December 06, 2003

Facing Defeat

It may surprise my American readers, but up until recently, the British Government paid for undergraduate university education. Students used to receive a grant to live (albeit to live like students, sustained with beans on toast) and it was unthinkable that they would pay anything for the education itself.

Then the number of students attending university and other budgetary concerns made the busary untenable. The Government went from paying students to live to loaning students money to live. These loans were to be paid back without interest when the graduate was making above a threshold salary and then on a graduated scale. Thus began the first step down the slippery slope.

The Government began charging tution fees, but only to families that had a threshold income. Even married students are assessed fees based upon their parents' income for the first two years of marriage. After all, since so many more students were going to university, somebody has to pay for it.

Now that the Government wants 50% of the population to go through higher education by 2010, and has lowered the entrance requirements to get them in, there is even less money to go around. At the top of the Government's agenda in this new Parliament is the introduction of top-up fees on top of tuition fees. These will be up to £3,000 a year. Of course loans will be available, so everyone will be able to go. They will just come out of university with enormous debt. Sounds like America, doesn't it?
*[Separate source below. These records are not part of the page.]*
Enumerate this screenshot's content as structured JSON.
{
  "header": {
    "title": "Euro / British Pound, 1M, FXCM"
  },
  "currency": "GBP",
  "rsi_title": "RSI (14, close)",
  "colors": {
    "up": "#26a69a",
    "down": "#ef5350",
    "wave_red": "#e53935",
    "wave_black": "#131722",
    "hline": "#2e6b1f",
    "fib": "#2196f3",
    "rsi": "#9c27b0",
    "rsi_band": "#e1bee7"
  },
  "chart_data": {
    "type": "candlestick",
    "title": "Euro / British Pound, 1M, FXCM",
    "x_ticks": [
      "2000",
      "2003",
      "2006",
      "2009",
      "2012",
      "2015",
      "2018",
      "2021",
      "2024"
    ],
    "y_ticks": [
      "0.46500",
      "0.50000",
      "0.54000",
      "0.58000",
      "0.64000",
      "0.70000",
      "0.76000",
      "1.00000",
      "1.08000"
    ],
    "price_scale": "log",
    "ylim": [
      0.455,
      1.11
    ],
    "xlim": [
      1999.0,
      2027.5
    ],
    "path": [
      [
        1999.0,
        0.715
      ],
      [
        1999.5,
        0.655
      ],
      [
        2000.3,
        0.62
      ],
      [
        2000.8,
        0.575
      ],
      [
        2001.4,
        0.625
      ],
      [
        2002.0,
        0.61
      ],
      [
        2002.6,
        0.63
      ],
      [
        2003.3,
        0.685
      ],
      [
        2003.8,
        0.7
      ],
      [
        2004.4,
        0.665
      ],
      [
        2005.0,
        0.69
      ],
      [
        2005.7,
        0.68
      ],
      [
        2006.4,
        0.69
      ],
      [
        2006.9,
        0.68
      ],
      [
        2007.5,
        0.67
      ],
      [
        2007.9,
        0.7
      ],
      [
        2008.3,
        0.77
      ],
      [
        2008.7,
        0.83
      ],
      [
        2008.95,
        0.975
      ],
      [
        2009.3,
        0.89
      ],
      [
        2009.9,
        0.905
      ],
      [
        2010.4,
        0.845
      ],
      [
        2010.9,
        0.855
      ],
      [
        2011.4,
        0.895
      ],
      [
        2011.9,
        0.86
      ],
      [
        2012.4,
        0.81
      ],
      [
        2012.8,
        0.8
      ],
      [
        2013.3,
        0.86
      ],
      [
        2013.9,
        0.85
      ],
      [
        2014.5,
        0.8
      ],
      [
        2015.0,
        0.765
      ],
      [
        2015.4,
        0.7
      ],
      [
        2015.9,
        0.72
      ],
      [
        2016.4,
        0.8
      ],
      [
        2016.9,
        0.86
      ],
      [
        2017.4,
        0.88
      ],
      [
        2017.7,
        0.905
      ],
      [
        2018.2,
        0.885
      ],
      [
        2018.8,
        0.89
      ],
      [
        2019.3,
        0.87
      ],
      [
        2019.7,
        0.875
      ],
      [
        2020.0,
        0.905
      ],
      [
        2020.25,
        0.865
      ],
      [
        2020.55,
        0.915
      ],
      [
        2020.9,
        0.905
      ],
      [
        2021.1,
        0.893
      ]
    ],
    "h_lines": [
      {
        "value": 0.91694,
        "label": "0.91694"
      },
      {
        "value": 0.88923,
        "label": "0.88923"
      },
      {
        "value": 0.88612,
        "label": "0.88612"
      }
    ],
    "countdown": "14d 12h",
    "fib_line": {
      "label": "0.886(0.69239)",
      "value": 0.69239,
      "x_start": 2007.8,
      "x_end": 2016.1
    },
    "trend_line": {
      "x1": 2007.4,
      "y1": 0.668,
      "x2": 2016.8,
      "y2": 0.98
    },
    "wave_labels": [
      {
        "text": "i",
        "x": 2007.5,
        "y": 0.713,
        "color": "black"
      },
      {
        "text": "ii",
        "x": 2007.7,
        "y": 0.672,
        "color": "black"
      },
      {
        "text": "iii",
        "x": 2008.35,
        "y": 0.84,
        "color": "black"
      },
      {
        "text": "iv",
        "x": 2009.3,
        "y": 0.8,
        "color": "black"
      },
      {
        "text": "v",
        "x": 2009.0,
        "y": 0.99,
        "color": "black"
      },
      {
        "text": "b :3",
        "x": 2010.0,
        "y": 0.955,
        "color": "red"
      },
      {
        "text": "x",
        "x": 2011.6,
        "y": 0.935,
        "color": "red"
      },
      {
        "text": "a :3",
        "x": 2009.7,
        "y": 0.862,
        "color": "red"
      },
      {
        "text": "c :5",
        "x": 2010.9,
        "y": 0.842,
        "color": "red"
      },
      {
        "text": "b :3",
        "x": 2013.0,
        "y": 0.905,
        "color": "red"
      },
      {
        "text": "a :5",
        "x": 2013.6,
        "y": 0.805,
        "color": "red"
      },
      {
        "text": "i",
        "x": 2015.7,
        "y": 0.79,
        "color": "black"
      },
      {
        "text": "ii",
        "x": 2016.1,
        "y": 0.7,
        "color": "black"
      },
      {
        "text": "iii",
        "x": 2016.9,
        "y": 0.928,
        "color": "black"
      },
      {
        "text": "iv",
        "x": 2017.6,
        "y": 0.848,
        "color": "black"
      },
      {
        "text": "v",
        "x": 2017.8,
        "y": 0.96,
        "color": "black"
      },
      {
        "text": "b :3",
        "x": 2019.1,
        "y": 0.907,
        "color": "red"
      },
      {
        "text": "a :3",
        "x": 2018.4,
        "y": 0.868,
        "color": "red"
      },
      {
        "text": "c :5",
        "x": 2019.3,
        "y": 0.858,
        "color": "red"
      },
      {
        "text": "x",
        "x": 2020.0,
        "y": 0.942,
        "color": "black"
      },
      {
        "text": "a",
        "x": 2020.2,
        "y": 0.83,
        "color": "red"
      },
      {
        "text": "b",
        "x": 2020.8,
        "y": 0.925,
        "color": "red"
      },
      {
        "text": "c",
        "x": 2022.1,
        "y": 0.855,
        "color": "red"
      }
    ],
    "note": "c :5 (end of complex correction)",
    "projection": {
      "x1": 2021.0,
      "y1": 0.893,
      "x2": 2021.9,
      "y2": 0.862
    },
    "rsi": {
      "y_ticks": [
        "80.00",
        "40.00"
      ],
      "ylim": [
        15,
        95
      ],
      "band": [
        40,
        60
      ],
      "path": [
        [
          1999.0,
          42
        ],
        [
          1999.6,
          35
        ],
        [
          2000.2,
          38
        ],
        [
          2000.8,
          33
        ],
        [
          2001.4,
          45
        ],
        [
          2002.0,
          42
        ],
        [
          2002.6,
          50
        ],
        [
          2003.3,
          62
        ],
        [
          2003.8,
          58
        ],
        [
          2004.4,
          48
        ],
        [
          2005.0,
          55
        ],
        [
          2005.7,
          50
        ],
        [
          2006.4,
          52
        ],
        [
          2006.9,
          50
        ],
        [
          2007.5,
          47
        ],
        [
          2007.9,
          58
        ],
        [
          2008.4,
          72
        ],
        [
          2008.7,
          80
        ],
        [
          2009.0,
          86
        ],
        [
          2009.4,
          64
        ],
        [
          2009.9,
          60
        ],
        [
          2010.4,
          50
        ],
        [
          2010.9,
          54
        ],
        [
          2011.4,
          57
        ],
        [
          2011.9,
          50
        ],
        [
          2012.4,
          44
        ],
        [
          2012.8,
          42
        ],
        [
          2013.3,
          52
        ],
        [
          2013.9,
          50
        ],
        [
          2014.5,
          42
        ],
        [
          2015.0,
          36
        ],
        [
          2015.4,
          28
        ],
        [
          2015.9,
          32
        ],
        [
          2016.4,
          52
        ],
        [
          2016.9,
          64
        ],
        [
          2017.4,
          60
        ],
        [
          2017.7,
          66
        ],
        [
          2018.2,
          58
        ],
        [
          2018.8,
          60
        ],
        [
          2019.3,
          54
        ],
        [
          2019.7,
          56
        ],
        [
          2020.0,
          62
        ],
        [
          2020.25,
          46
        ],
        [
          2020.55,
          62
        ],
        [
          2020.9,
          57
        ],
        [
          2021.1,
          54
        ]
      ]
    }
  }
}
Tony Blair is facing defeat in the House of Commons. The opposition to top-up fees in his own party is so strong that many of them are not only planning to vote against the PM, they don't care if his authority is so undermined that he has to resign. For Blair it could be a situation worse than the opposition to the war in Iraq. He shouldn't be surprised since the 2001 Labour Party Election Manifesto (that the official party platform) specifically said there would be no top-up fees that that the Party had always been opposed to them. There is also the hypocrisy of Blair and his Cabinet getting paid to go to top universities and then denying the following generation the same opportunity.

Tony's Labour colleagues like the idea of everyone getting a university education -- they just want the taxpayer to fund it. But that's where the fundamental flaw is. The creation of a nation of university graduates is not going to result in a nation of higher paying jobs. The same jobs, with the same wages, will be there on the other side.

Well, not all of the same jobs. There will be an even greater shortage of skilled tradesmen, such as plumbers, electricians, bricklayers, and the like. Uni grads in psychology and media studies can't fix boilers, but they can flip burgers and get fries with that.